Einaudi ricorda il nonno in modo vago, associandolo a momenti d’infanzia come passeggiate nella vigna. Di sua nonna Ida, invece, conserva l’immagine di una donna elegante e solare, capace di contrastare il carattere più riservato del resto della famiglia.
Il rapporto con il padre Giulio fu complesso: lo descrive come un uomo cinico e ironico, spesso duro e sordo alla musica. Racconta un episodio emblematico, quando scoprì che il padre possedeva un album di John Cage contenente il celebre brano fatto di silenzio, “4’33”. Nonostante il rapporto conflittuale, Giulio gli insegnò l’indipendenza, costringendolo a mantenersi con un modesto stipendio durante gli studi e a cavarsela da solo una volta terminati.

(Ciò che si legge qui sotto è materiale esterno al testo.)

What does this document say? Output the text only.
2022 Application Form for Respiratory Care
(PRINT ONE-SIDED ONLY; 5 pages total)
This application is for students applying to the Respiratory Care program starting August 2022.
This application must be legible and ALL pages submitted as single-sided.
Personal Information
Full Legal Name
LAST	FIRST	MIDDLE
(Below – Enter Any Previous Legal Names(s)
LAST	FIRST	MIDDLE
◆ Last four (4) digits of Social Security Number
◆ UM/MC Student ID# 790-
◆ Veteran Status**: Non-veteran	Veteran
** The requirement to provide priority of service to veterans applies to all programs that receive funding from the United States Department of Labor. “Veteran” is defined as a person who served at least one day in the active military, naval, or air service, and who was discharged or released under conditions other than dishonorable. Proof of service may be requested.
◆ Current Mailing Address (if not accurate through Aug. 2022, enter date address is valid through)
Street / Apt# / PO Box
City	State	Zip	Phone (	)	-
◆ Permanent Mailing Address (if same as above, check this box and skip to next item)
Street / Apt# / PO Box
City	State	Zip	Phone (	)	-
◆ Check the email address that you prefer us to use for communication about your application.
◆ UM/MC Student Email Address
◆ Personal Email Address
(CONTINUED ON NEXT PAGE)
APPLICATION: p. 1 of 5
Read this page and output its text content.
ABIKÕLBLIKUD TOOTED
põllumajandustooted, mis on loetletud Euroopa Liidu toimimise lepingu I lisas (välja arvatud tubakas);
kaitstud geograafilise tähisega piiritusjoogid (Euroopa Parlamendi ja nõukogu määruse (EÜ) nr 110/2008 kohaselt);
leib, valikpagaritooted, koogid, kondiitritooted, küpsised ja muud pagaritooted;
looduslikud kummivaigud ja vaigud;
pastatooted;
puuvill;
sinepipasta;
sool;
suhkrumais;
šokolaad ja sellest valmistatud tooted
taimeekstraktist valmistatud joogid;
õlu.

L’amore per la musica nacque grazie alla madre, pianista amatoriale, che trasmetteva emozioni profonde attraverso il suo modo di suonare. In un periodo di crisi familiare, quando i genitori si separarono, la musica della madre rappresentò per Ludovico un rifugio emotivo. Le sue prime esperienze musicali furono con il rock e i Beatles, ma la formazione classica lo portò a studiare con Luciano Berio, un maestro aperto e innovativo che lo coinvolse persino alla Scala.
Ma Einaudi scelse di allontanarsi dal mondo accademico della musica d’avanguardia, trovandolo troppo rigido e lontano dalla sua sensibilità. Questa decisione gli costò critiche ma gli permise di sviluppare un linguaggio musicale personale, capace di comunicare con un pubblico vasto.
Su Torino e Calvino, Einaudi risponde così al Corriere della Sera:
«Abitava nel nostro stesso palazzo a Torino, ne ho un ricordo fantastico. Mai trombone, timido, soffriva nel vedere le candele che si consumavano, da buon ligure attento al risparmio lo sottolineava sempre con il sorriso, con quel suo sguardo da gattone. Aveva un’attenzione particolare per me: una sera vide alcune foto che avevo fatto e le mise sul pavimento per premiare la migliore. Fu una cura che mi diede fiducia, quella che da mio padre non arrivava».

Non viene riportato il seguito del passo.